Most operating systems such as Linux, XP, Vista and MacOS are written in languages such as C and the closely related C++. These are traditional languages for writing operating systems. Since C was first written in 1972, it has come to dominate low level programming, where “low level” means close to the hardware representation of problems.
Since then there have been waves of higher level programming languages, embodying advances in software engineering and computer science to be “higher level:” to capture, represent and solve problems closer to the way the user thinks of them, rather than the von Neumann model of the underlying hardware. Java is one of these languages that has become particularly popular. Java has native representations of graphical interfaces, multi-threading, scope, object-orientation, complex data structures, non-western languages, documentation processing and much more, all missing from native C. While some of these were introduced in the later C++ and a myriad of competing libraries for both C and C++, C++s need for deep compatibility with C and lack of native support for library’s functions held them back.
Problems arise when languages such as C and Java are mixed. Java and C are like oil and water, and while there are methods of making them work together on a fine-grained scale, getting a whole system to work properly together is challenging. They use different instruction codes, linking formats, memory models, validation methods and so forth, too many differences. Other languages, such as Smalltalk and Scheme, have similar problems, their magnitude being related to the how much the language differs from C and the breadth of their offerings.
Integrating Java into Ubuntu raises a swathe of issues, some aggravated by the Sun (who invented Java) trying to retain control over the language. It’s good to see Canonical and Sun are now getting together to sort out some of these issues. Unfortunately, in this case, feisty fawn does not live up to the hype. The package for NetBeans is little more than a place holder—I still had to download the software from the NetBeans site (which I also had to do for some of the Java documentation oddly enough).
There doesn’t seem to be any deep integration either. The NetBeans internal system for downloading new packages and upgrades has no connection (that I can see) back to the Ubuntu system for new packages and upgrades. Other languages such as Perl have infrastructure in place to package new packages and upgrades for the operating systems native system, which is always going to be more robust, secure and reliable and has features such as updating running services.

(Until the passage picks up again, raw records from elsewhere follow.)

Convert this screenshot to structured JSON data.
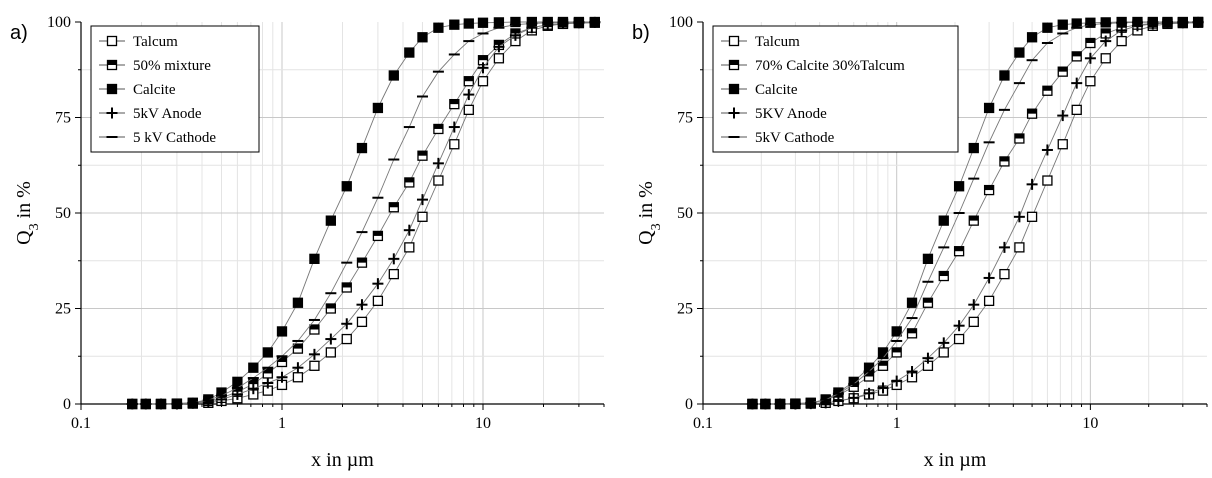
{
  "figure": {
    "xlabel": "x in µm",
    "ylabel_main": "Q",
    "ylabel_sub": "3",
    "ylabel_rest": " in %"
  },
  "chart_data": [
    {
      "panel_label": "a)",
      "type": "line",
      "xscale": "log",
      "xlim": [
        0.1,
        40
      ],
      "ylim": [
        0,
        100
      ],
      "xticks": [
        "0.1",
        "1",
        "10"
      ],
      "yticks": [
        "0",
        "25",
        "50",
        "75",
        "100"
      ],
      "xlabel": "x in µm",
      "ylabel": "Q3 in %",
      "grid": true,
      "legend_position": "top-left",
      "series": [
        {
          "name": "Talcum",
          "marker": "open-square",
          "x": [
            0.18,
            0.21,
            0.25,
            0.3,
            0.36,
            0.43,
            0.5,
            0.6,
            0.72,
            0.85,
            1.0,
            1.2,
            1.45,
            1.75,
            2.1,
            2.5,
            3.0,
            3.6,
            4.3,
            5.0,
            6.0,
            7.2,
            8.5,
            10,
            12,
            14.5,
            17.5,
            21,
            25,
            30,
            36
          ],
          "y": [
            0,
            0,
            0,
            0,
            0.1,
            0.3,
            0.8,
            1.5,
            2.5,
            3.5,
            5,
            7,
            10,
            13.5,
            17,
            21.5,
            27,
            34,
            41,
            49,
            58.5,
            68,
            77,
            84.5,
            90.5,
            95,
            97.8,
            99,
            99.5,
            99.7,
            99.8
          ]
        },
        {
          "name": "50% mixture",
          "marker": "half-square",
          "x": [
            0.18,
            0.21,
            0.25,
            0.3,
            0.36,
            0.43,
            0.5,
            0.6,
            0.72,
            0.85,
            1.0,
            1.2,
            1.45,
            1.75,
            2.1,
            2.5,
            3.0,
            3.6,
            4.3,
            5.0,
            6.0,
            7.2,
            8.5,
            10,
            12,
            14.5,
            17.5,
            21,
            25,
            30,
            36
          ],
          "y": [
            0,
            0,
            0,
            0.1,
            0.3,
            0.8,
            1.6,
            3.2,
            5.2,
            8,
            11,
            14.5,
            19.5,
            25,
            30.5,
            37,
            44,
            51.5,
            58,
            65,
            72,
            78.5,
            84.5,
            90,
            94,
            97,
            98.5,
            99.3,
            99.6,
            99.8,
            99.9
          ]
        },
        {
          "name": "Calcite",
          "marker": "filled-square",
          "x": [
            0.18,
            0.21,
            0.25,
            0.3,
            0.36,
            0.43,
            0.5,
            0.6,
            0.72,
            0.85,
            1.0,
            1.2,
            1.45,
            1.75,
            2.1,
            2.5,
            3.0,
            3.6,
            4.3,
            5.0,
            6.0,
            7.2,
            8.5,
            10,
            12,
            14.5,
            17.5,
            21,
            25,
            30,
            36
          ],
          "y": [
            0,
            0,
            0,
            0.1,
            0.3,
            1.2,
            3,
            5.8,
            9.5,
            13.5,
            19,
            26.5,
            38,
            48,
            57,
            67,
            77.5,
            86,
            92,
            96,
            98.5,
            99.3,
            99.6,
            99.8,
            99.9,
            100,
            100,
            100,
            100,
            100,
            100
          ]
        },
        {
          "name": "5kV Anode",
          "marker": "plus",
          "x": [
            0.18,
            0.21,
            0.25,
            0.3,
            0.36,
            0.43,
            0.5,
            0.6,
            0.72,
            0.85,
            1.0,
            1.2,
            1.45,
            1.75,
            2.1,
            2.5,
            3.0,
            3.6,
            4.3,
            5.0,
            6.0,
            7.2,
            8.5,
            10,
            12,
            14.5,
            17.5,
            21,
            25,
            30,
            36
          ],
          "y": [
            0,
            0,
            0,
            0,
            0.2,
            0.5,
            1.2,
            2.5,
            4,
            5.5,
            7,
            9.5,
            13,
            17,
            21,
            26,
            31.5,
            38,
            45.5,
            53.5,
            63,
            72.5,
            81,
            88,
            93.5,
            96.5,
            98.5,
            99.3,
            99.6,
            99.8,
            99.9
          ]
        },
        {
          "name": "5 kV Cathode",
          "marker": "dash",
          "x": [
            0.18,
            0.21,
            0.25,
            0.3,
            0.36,
            0.43,
            0.5,
            0.6,
            0.72,
            0.85,
            1.0,
            1.2,
            1.45,
            1.75,
            2.1,
            2.5,
            3.0,
            3.6,
            4.3,
            5.0,
            6.0,
            7.2,
            8.5,
            10,
            12,
            14.5,
            17.5,
            21,
            25,
            30,
            36
          ],
          "y": [
            0,
            0,
            0,
            0.1,
            0.3,
            1,
            2.2,
            4.2,
            6.8,
            9.5,
            12.5,
            16.5,
            22,
            29,
            37,
            45,
            54,
            64,
            72.5,
            80.5,
            87,
            91.5,
            95,
            97,
            98.5,
            99.3,
            99.6,
            99.8,
            99.9,
            100,
            100
          ]
        }
      ]
    },
    {
      "panel_label": "b)",
      "type": "line",
      "xscale": "log",
      "xlim": [
        0.1,
        40
      ],
      "ylim": [
        0,
        100
      ],
      "xticks": [
        "0.1",
        "1",
        "10"
      ],
      "yticks": [
        "0",
        "25",
        "50",
        "75",
        "100"
      ],
      "xlabel": "x in µm",
      "ylabel": "Q3 in %",
      "grid": true,
      "legend_position": "top-left",
      "series": [
        {
          "name": "Talcum",
          "marker": "open-square",
          "x": [
            0.18,
            0.21,
            0.25,
            0.3,
            0.36,
            0.43,
            0.5,
            0.6,
            0.72,
            0.85,
            1.0,
            1.2,
            1.45,
            1.75,
            2.1,
            2.5,
            3.0,
            3.6,
            4.3,
            5.0,
            6.0,
            7.2,
            8.5,
            10,
            12,
            14.5,
            17.5,
            21,
            25,
            30,
            36
          ],
          "y": [
            0,
            0,
            0,
            0,
            0.1,
            0.3,
            0.8,
            1.5,
            2.5,
            3.5,
            5,
            7,
            10,
            13.5,
            17,
            21.5,
            27,
            34,
            41,
            49,
            58.5,
            68,
            77,
            84.5,
            90.5,
            95,
            97.8,
            99,
            99.5,
            99.7,
            99.8
          ]
        },
        {
          "name": "70% Calcite 30%Talcum",
          "marker": "half-square",
          "x": [
            0.18,
            0.21,
            0.25,
            0.3,
            0.36,
            0.43,
            0.5,
            0.6,
            0.72,
            0.85,
            1.0,
            1.2,
            1.45,
            1.75,
            2.1,
            2.5,
            3.0,
            3.6,
            4.3,
            5.0,
            6.0,
            7.2,
            8.5,
            10,
            12,
            14.5,
            17.5,
            21,
            25,
            30,
            36
          ],
          "y": [
            0,
            0,
            0,
            0.1,
            0.3,
            1,
            2.3,
            4.5,
            7.2,
            10,
            13.5,
            18.5,
            26.5,
            33.5,
            40,
            48,
            56,
            63.5,
            69.5,
            76,
            82,
            87,
            91,
            94.5,
            97,
            98.5,
            99.3,
            99.6,
            99.8,
            99.9,
            100
          ]
        },
        {
          "name": "Calcite",
          "marker": "filled-square",
          "x": [
            0.18,
            0.21,
            0.25,
            0.3,
            0.36,
            0.43,
            0.5,
            0.6,
            0.72,
            0.85,
            1.0,
            1.2,
            1.45,
            1.75,
            2.1,
            2.5,
            3.0,
            3.6,
            4.3,
            5.0,
            6.0,
            7.2,
            8.5,
            10,
            12,
            14.5,
            17.5,
            21,
            25,
            30,
            36
          ],
          "y": [
            0,
            0,
            0,
            0.1,
            0.3,
            1.2,
            3,
            5.8,
            9.5,
            13.5,
            19,
            26.5,
            38,
            48,
            57,
            67,
            77.5,
            86,
            92,
            96,
            98.5,
            99.3,
            99.6,
            99.8,
            99.9,
            100,
            100,
            100,
            100,
            100,
            100
          ]
        },
        {
          "name": "5KV Anode",
          "marker": "plus",
          "x": [
            0.18,
            0.21,
            0.25,
            0.3,
            0.36,
            0.43,
            0.5,
            0.6,
            0.72,
            0.85,
            1.0,
            1.2,
            1.45,
            1.75,
            2.1,
            2.5,
            3.0,
            3.6,
            4.3,
            5.0,
            6.0,
            7.2,
            8.5,
            10,
            12,
            14.5,
            17.5,
            21,
            25,
            30,
            36
          ],
          "y": [
            0,
            0,
            0,
            0,
            0.1,
            0.3,
            0.8,
            1.6,
            2.8,
            4.2,
            6,
            8.5,
            12,
            16,
            20.5,
            26,
            33,
            41,
            49,
            57.5,
            66.5,
            75.5,
            84,
            90.5,
            95,
            97.8,
            99,
            99.5,
            99.7,
            99.8,
            99.9
          ]
        },
        {
          "name": "5kV Cathode",
          "marker": "dash",
          "x": [
            0.18,
            0.21,
            0.25,
            0.3,
            0.36,
            0.43,
            0.5,
            0.6,
            0.72,
            0.85,
            1.0,
            1.2,
            1.45,
            1.75,
            2.1,
            2.5,
            3.0,
            3.6,
            4.3,
            5.0,
            6.0,
            7.2,
            8.5,
            10,
            12,
            14.5,
            17.5,
            21,
            25,
            30,
            36
          ],
          "y": [
            0,
            0,
            0,
            0.1,
            0.3,
            1.1,
            2.7,
            5.2,
            8.5,
            12,
            16.5,
            22.5,
            32,
            41,
            50,
            59,
            68.5,
            77,
            84,
            90,
            94.5,
            97,
            98.5,
            99.3,
            99.6,
            99.8,
            99.9,
            100,
            100,
            100,
            100
          ]
        }
      ]
    }
  ]
}
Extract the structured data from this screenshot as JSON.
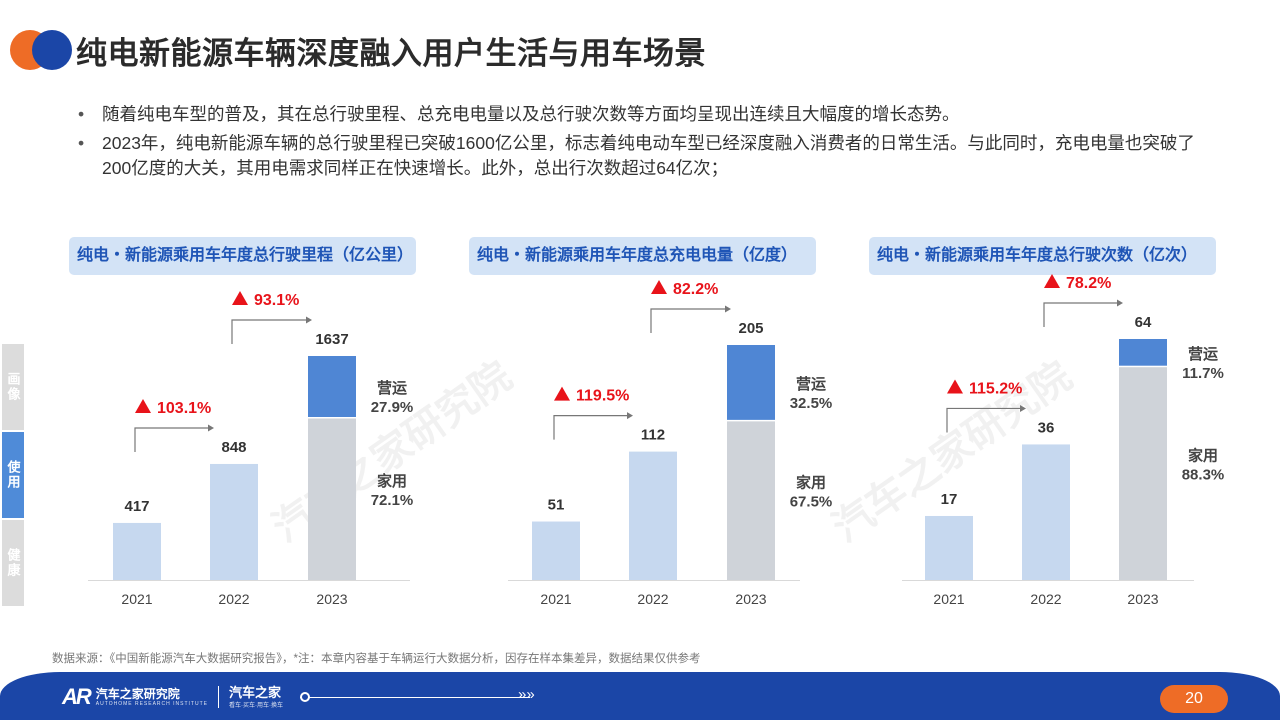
{
  "page_title": "纯电新能源车辆深度融入用户生活与用车场景",
  "bullets": [
    "随着纯电车型的普及，其在总行驶里程、总充电电量以及总行驶次数等方面均呈现出连续且大幅度的增长态势。",
    "2023年，纯电新能源车辆的总行驶里程已突破1600亿公里，标志着纯电动车型已经深度融入消费者的日常生活。与此同时，充电电量也突破了200亿度的大关，其用电需求同样正在快速增长。此外，总出行次数超过64亿次；"
  ],
  "side_tabs": [
    {
      "label": "画像",
      "active": false
    },
    {
      "label": "使用",
      "active": true
    },
    {
      "label": "健康",
      "active": false
    }
  ],
  "watermark": "汽车之家研究院",
  "chart_data": [
    {
      "type": "bar",
      "title": "纯电・新能源乘用车年度总行驶里程（亿公里）",
      "categories": [
        "2021",
        "2022",
        "2023"
      ],
      "values": [
        417,
        848,
        1637
      ],
      "growth": [
        {
          "from": "2021",
          "to": "2022",
          "label": "103.1%"
        },
        {
          "from": "2022",
          "to": "2023",
          "label": "93.1%"
        }
      ],
      "split_2023": [
        {
          "name": "家用",
          "share": 72.1
        },
        {
          "name": "营运",
          "share": 27.9
        }
      ]
    },
    {
      "type": "bar",
      "title": "纯电・新能源乘用车年度总充电电量（亿度）",
      "categories": [
        "2021",
        "2022",
        "2023"
      ],
      "values": [
        51,
        112,
        205
      ],
      "growth": [
        {
          "from": "2021",
          "to": "2022",
          "label": "119.5%"
        },
        {
          "from": "2022",
          "to": "2023",
          "label": "82.2%"
        }
      ],
      "split_2023": [
        {
          "name": "家用",
          "share": 67.5
        },
        {
          "name": "营运",
          "share": 32.5
        }
      ]
    },
    {
      "type": "bar",
      "title": "纯电・新能源乘用车年度总行驶次数（亿次）",
      "categories": [
        "2021",
        "2022",
        "2023"
      ],
      "values": [
        17,
        36,
        64
      ],
      "growth": [
        {
          "from": "2021",
          "to": "2022",
          "label": "115.2%"
        },
        {
          "from": "2022",
          "to": "2023",
          "label": "78.2%"
        }
      ],
      "split_2023": [
        {
          "name": "家用",
          "share": 88.3
        },
        {
          "name": "营运",
          "share": 11.7
        }
      ]
    }
  ],
  "colors": {
    "bar_light": "#c6d8ef",
    "bar_family": "#cfd3d9",
    "bar_commercial": "#4f86d4",
    "growth_red": "#e8131a",
    "title_blue": "#1f55b6",
    "accent_orange": "#ee6c26",
    "brand_blue": "#1b46a7"
  },
  "source_note": "数据来源：《中国新能源汽车大数据研究报告》，*注：本章内容基于车辆运行大数据分析，因存在样本集差异，数据结果仅供参考",
  "footer": {
    "logo_mark": "AR",
    "logo_name": "汽车之家研究院",
    "logo_sub": "AUTOHOME RESEARCH INSTITUTE",
    "brand_name": "汽车之家",
    "brand_sub": "看车·买车·用车·换车",
    "arrows": "»»",
    "page_number": "20"
  }
}
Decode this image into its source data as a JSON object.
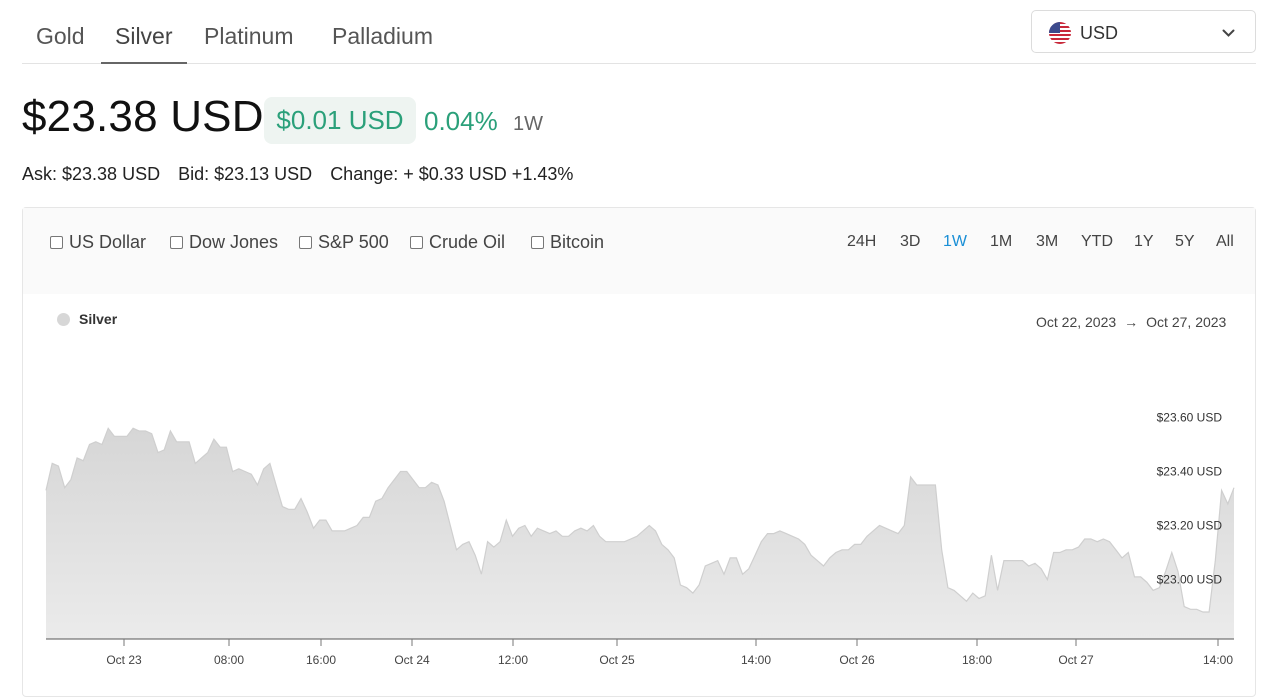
{
  "tabs": [
    {
      "label": "Gold",
      "active": false
    },
    {
      "label": "Silver",
      "active": true
    },
    {
      "label": "Platinum",
      "active": false
    },
    {
      "label": "Palladium",
      "active": false
    }
  ],
  "currency": {
    "code": "USD",
    "flag": "us-flag-icon"
  },
  "quote": {
    "price": "$23.38 USD",
    "change": "$0.01 USD",
    "change_pct": "0.04%",
    "period": "1W",
    "ask": "Ask: $23.38 USD",
    "bid": "Bid: $23.13 USD",
    "change_detail": "Change: + $0.33 USD +1.43%"
  },
  "compare": [
    "US Dollar",
    "Dow Jones",
    "S&P 500",
    "Crude Oil",
    "Bitcoin"
  ],
  "ranges": [
    {
      "label": "24H",
      "active": false
    },
    {
      "label": "3D",
      "active": false
    },
    {
      "label": "1W",
      "active": true
    },
    {
      "label": "1M",
      "active": false
    },
    {
      "label": "3M",
      "active": false
    },
    {
      "label": "YTD",
      "active": false
    },
    {
      "label": "1Y",
      "active": false
    },
    {
      "label": "5Y",
      "active": false
    },
    {
      "label": "All",
      "active": false
    }
  ],
  "chart_data": {
    "type": "area",
    "series": [
      {
        "name": "Silver",
        "values": [
          23.33,
          23.43,
          23.42,
          23.34,
          23.37,
          23.45,
          23.44,
          23.5,
          23.51,
          23.5,
          23.56,
          23.53,
          23.53,
          23.53,
          23.56,
          23.55,
          23.55,
          23.54,
          23.47,
          23.48,
          23.55,
          23.51,
          23.51,
          23.51,
          23.43,
          23.45,
          23.47,
          23.52,
          23.49,
          23.49,
          23.4,
          23.41,
          23.4,
          23.39,
          23.35,
          23.41,
          23.43,
          23.35,
          23.27,
          23.26,
          23.26,
          23.3,
          23.25,
          23.19,
          23.22,
          23.22,
          23.18,
          23.18,
          23.18,
          23.19,
          23.2,
          23.23,
          23.23,
          23.29,
          23.3,
          23.34,
          23.37,
          23.4,
          23.4,
          23.37,
          23.34,
          23.34,
          23.36,
          23.35,
          23.29,
          23.2,
          23.11,
          23.13,
          23.14,
          23.09,
          23.02,
          23.14,
          23.12,
          23.14,
          23.22,
          23.16,
          23.19,
          23.2,
          23.16,
          23.19,
          23.18,
          23.17,
          23.18,
          23.16,
          23.16,
          23.18,
          23.19,
          23.18,
          23.2,
          23.16,
          23.14,
          23.14,
          23.14,
          23.14,
          23.15,
          23.16,
          23.18,
          23.2,
          23.18,
          23.13,
          23.11,
          23.08,
          22.98,
          22.97,
          22.95,
          22.98,
          23.05,
          23.06,
          23.07,
          23.02,
          23.08,
          23.08,
          23.02,
          23.04,
          23.09,
          23.14,
          23.17,
          23.17,
          23.18,
          23.17,
          23.16,
          23.15,
          23.13,
          23.09,
          23.07,
          23.05,
          23.08,
          23.1,
          23.11,
          23.11,
          23.13,
          23.13,
          23.16,
          23.18,
          23.2,
          23.19,
          23.18,
          23.17,
          23.2,
          23.38,
          23.35,
          23.35,
          23.35,
          23.35,
          23.11,
          22.97,
          22.96,
          22.94,
          22.92,
          22.95,
          22.93,
          22.94,
          23.09,
          22.96,
          23.07,
          23.07,
          23.07,
          23.07,
          23.05,
          23.06,
          23.04,
          23.0,
          23.1,
          23.1,
          23.11,
          23.11,
          23.12,
          23.15,
          23.15,
          23.14,
          23.15,
          23.14,
          23.11,
          23.08,
          23.1,
          23.01,
          23.01,
          22.99,
          22.96,
          22.97,
          23.03,
          23.1,
          23.03,
          22.9,
          22.89,
          22.89,
          22.88,
          22.88,
          23.07,
          23.33,
          23.28,
          23.34
        ]
      }
    ],
    "y_ticks": [
      "$23.00 USD",
      "$23.20 USD",
      "$23.40 USD",
      "$23.60 USD"
    ],
    "y_tick_values": [
      23.0,
      23.2,
      23.4,
      23.6
    ],
    "ylim": [
      22.78,
      23.82
    ],
    "x_ticks": [
      "Oct 23",
      "08:00",
      "16:00",
      "Oct 24",
      "12:00",
      "Oct 25",
      "14:00",
      "Oct 26",
      "18:00",
      "Oct 27",
      "14:00"
    ],
    "range_start": "Oct 22, 2023",
    "range_end": "Oct 27, 2023",
    "range_arrow": "→",
    "legend": "top-left",
    "grid": false,
    "colors": {
      "area": "#dcdcdc",
      "line": "#cfcfcf",
      "legend_dot": "#d7d7d7",
      "positive": "#2ba07a",
      "active_range": "#1a8fd6"
    }
  }
}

Sun’s open sourcing of Java will fix these problems, I believe, once they release the whole system as open source. Enabling individuals and distributions to repackage Java for their own systems with their own tweaks will mean greatly enhanced Java integration and user experiences on those systems. On the other hand, it will probably also mean a less consistent integration, user experience and interoperability across all platforms, undermining (at least in the short term) the “write once, run anywhere” objective of the language.
Sources:
http://www.macworld.co.uk/news/index.cfm?newsid=17962
http://www.linux-watch.com/news/NS2347985166.html
http://news.zdnet.com/2100-9593_22-6177641.html
http://weblogs.java.net/blog/robogeek/archive/2007/05/some_openjdk_an.html
http://www.netbeans.org/
I experienced pretty much the same let-down once I had my basic Ubuntu 7.04 running. I went to get the java stack and I ended up installing Netbeans with the installer and then manually updating my alternatives, it was very manual, Gentoo manual which is the entire reason I switched, oh well. Also using anything SWING or AWT under Beryl failed unitl I followed some instructions walked me through patching the X portions of those libraries.